Ecco, un’altra differenza tra te e il tuo stupido gatto è che tu non fai colazione. Al mattino, occhiaie impennate, solo un caffè (terza parola sottratta), non importa quanto zucchero ci metti, per te è sempre troppo amaro; se non ce lo metti però è troppo dolce; intanto l’ulcera avanza al galoppo contro uno struggente tramonto di succhi gastrici giunti all’acme, come la desertificazione, a cui, dall’età di cinque anni va incontro il tuo cuore; si, il tuo cuore imbottito di sabbia, come un pupazzo inanimato. Devo ammettere che sei stato precoce nel diventare scettico; quando hai smontato il tuo primo giocattolo hai capito tutto; la vita è un guscio vuoto, ti sei detto. Ecco perché la tua valigetta è per tre quarti piena di "no". Ne fai fuori intere confezioni fino a far incendiare la lingua. Vuoi soprattutto quelli croccanti e friabili, quelli che si frantumano sotto i denti facendo cric crac, e scendono giù per la gola in milioni di briciole salate che ti ingrossano le ghiandole salivari come testicoli. Li estrapoli perlopiù da pagine di quotidiani e riviste di attualità, le tue uniche pseudoletture, le uniche capaci di attraversare il muro della tua mente e ottenerne l’interessamento; e infatti la prossima parola cui darò giusta morte è distrazione.

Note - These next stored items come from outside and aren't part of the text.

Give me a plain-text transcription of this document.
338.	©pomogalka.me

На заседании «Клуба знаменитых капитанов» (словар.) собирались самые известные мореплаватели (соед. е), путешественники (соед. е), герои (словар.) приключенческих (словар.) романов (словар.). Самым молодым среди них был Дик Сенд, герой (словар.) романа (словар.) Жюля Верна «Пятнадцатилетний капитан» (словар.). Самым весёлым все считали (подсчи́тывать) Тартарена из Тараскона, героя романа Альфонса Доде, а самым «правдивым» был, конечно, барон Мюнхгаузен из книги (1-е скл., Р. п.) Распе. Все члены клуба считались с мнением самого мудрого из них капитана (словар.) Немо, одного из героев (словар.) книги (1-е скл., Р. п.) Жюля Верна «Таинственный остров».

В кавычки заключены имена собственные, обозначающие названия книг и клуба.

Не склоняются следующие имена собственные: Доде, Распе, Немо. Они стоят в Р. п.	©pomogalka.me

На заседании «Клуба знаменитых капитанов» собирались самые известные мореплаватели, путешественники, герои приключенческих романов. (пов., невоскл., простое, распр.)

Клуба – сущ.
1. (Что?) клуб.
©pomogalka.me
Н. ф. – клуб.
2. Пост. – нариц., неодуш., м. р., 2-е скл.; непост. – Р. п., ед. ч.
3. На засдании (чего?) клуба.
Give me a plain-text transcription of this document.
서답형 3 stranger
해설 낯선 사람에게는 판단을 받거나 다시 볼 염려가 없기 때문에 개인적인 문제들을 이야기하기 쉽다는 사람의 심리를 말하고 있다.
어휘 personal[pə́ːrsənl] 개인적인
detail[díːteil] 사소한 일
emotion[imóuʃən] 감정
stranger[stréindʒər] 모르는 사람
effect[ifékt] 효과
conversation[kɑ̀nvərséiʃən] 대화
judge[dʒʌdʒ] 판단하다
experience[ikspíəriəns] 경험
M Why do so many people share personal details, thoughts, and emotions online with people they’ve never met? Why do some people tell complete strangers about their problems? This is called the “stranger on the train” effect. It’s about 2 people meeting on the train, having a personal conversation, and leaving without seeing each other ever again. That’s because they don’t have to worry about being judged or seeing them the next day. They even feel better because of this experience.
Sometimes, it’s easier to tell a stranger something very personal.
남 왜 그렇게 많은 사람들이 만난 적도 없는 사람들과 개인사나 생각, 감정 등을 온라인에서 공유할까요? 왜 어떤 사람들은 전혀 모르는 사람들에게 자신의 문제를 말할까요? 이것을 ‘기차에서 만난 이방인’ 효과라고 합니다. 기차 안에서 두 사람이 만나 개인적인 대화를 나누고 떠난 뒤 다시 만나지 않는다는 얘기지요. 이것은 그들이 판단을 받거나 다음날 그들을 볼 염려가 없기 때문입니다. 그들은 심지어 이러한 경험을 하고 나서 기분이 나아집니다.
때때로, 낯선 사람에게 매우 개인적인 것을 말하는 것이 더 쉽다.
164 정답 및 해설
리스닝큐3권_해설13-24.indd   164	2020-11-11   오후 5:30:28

L’altro giorno sei inciampato nel gatto e hai dato la colpa a lui, stupido gatto, solo perché si è permesso di esistere, di passare dallo stato di peluche che fa le fusa a essere vivente e agente; dopo colazione, con solo un caffè in corpo, ti sei tagliato con il rasoio facendoti la barba; stupido rasoio; il sangue ti ha macchiato la camicia; stupido sangue, stupida camicia; tua moglie che penserà subito a una traccia di rossetto,come la volta precedente, quando la colpa l’hai data al ketchup; è da un po’ che sospetta di te, anzi, sa con certezza che quando un uomo diventa improvvisamente svagato novanta su cento ha un’altra, ma non può che far finta di nulla; sei un avvocato, troveresti il modo di rigirare la frittata a tuo favore; dopo avevi una riunione, e il tuo capo che vedendoti non può che pensare a quanto sei stupido (sesta parola). E sostituibile. Lui no, non immagina come tua moglie che a macchiarti la camicia sia rossetto, né che il rossetto appartenga alla segretaria. Perché il rossetto della segretaria timbra ufficialmente solo le sue camicie. Così ha deciso, la seduta è tolta.